Giustizia
Quel giorno che incontrai Sciascia
Il prossimo 8 gennaio ricorre il centesimo anniversario della nascita di Leonardo Sciascia, un intellettuale che ha avuto un peso non indifferente nel panorama culturale italiano della seconda parte del secolo scorso. Lo ricorderanno in tanti, ciascuno lo vedrà dal proprio punto di vista o ne sottolineerà alcuni aspetti rispetto ad altri. Personalmente faccio riferimento alla mia memoria per regalare al lettore un ricordo personale, che mi è particolarmente caro.
Era il tempo in cui, soprattutto a Palermo, dopo la peste mafiosa, imperversava il settarismo antimafioso. Un tempo in cui bastava poco per essere messo all’indice da una agguerrita di chierici fatta di giornalisti, scrittoricchi da strapazzo, fanatici di una nuova religione manichea per la quale il pensiero critico equivale a bestemmia.
Anche Sciascia, dopo l’articolo sui professionisti dell’antimafia, era stato preso di mira dagli intolleranti.
Era stato bollato come quaquaraquà, cioè uomo da nulla, degno solo di occupare l’infimo posto della originale scala di valori enunciata da don Mariano Arena, il capomafia, descritto da Sciascia nel Giorno della civetta. Un marchio d’infamia che questi eredi minori di Torquemada, nel loro delirio d’onnipotenza, immaginavano che potesse tagliare la lingua ad un intellettuale che aveva passato gran parte dei suoi anni a testimoniare la libertà di pensiero.
Lo incontrai un pomeriggio mentre stava lasciando il portone della casa editrice Sellerio. Mi feci avanti per esternargli la mia convinta solidarietà. Fu molto parco di parole ma salutandomi, mi regalò una frase rimasta sulla quale ho, in seguito, molto riflettuto.
Mi disse: “Anche questo, passerà!”.
Tre parole, apparentemente convenzionali, ma nelle quali ho letto la consapevolezza matura del fluire della storia della storia, il suo essere intellettuale con i piedi a terra, ma anche la fiducia che la forza della ragione sarebbe in ogni caso prevalsa anche sulla furia oscurantista di chi agitava la forca.
Posso dire che lo Sciascia che amo è proprio questo, l’uomo convinto delle proprie ragioni, collocato in prima linea contro la violenza – non solo fisica ma anche quella morale di cui l’ultimo quarto del secolo scorso ci ha offerto un’immagine tragica –, l’intellettuale militante, con lo sguardo lungo, impegnato a cacciare “i mostri generati dal sonno della ragione” che troppo spesso si annidano anche fra le pieghe di quanto appare buono. L’uomo dedito all’affermazione dei diritti, che si batte per il riconoscimento della dignità dell’uomo.

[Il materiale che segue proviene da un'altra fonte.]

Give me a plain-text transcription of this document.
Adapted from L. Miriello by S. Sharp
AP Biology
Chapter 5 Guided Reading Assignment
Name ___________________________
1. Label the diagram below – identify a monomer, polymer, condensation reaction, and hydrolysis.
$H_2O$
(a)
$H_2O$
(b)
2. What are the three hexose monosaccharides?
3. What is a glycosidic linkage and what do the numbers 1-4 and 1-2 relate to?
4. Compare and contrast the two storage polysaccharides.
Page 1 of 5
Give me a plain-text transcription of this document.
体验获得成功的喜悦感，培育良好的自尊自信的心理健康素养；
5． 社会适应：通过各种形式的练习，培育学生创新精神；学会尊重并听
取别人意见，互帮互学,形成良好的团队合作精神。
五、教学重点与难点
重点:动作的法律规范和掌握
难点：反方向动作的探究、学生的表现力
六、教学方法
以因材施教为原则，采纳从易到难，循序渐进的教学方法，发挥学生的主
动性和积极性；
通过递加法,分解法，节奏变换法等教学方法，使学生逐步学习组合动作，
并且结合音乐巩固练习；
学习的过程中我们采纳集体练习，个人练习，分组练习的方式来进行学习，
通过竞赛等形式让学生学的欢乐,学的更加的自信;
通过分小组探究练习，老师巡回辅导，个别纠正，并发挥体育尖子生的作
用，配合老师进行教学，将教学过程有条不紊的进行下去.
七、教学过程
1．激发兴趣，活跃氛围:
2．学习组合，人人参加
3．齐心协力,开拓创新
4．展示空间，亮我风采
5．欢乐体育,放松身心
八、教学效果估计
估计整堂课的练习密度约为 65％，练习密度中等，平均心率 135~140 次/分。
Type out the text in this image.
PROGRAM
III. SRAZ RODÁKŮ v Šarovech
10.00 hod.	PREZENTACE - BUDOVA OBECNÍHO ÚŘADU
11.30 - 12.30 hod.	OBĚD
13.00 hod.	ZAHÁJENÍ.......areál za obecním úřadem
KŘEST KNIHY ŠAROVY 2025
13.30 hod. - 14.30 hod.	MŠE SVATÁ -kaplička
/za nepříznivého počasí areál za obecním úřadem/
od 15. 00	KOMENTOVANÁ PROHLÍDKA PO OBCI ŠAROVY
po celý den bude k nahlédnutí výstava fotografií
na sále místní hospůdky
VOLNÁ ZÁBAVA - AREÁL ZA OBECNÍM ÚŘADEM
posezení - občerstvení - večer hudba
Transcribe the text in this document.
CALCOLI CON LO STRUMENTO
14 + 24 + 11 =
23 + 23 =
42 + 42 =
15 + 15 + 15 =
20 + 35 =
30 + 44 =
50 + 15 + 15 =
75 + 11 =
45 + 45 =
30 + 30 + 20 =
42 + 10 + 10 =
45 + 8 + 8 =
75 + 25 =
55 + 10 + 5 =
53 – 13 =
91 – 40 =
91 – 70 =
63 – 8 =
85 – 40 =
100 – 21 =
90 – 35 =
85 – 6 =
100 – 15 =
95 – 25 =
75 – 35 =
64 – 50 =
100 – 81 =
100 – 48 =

Un personaggio contro, che desta scandalo così da essere considerato “eretico” e che, come pretendeva Filippo Turati, “reclamava il diritto alla eresia”. Eresia che ne faceva poi un instancabile testimone della verità.
Non a caso Sciascia amava presentarsi in questo modo:
«Io ho dovuto fare i conti, da trent’anni a questa parte, prima con coloro che non credevano o non volevano credere all’esistenza della mafia, e ora con coloro che non vedono altro che mafia. Di volta in volta sono stato accusato di diffamare la Sicilia o di difenderla troppo; i fisici mi hanno accusato di vilipendere la scienza, i comunisti di avere scherzato su Stalin, i clericali di essere un senza Dio; e così via. Non sono infallibile; ma credo di aver detto qualche inoppugnabile verità».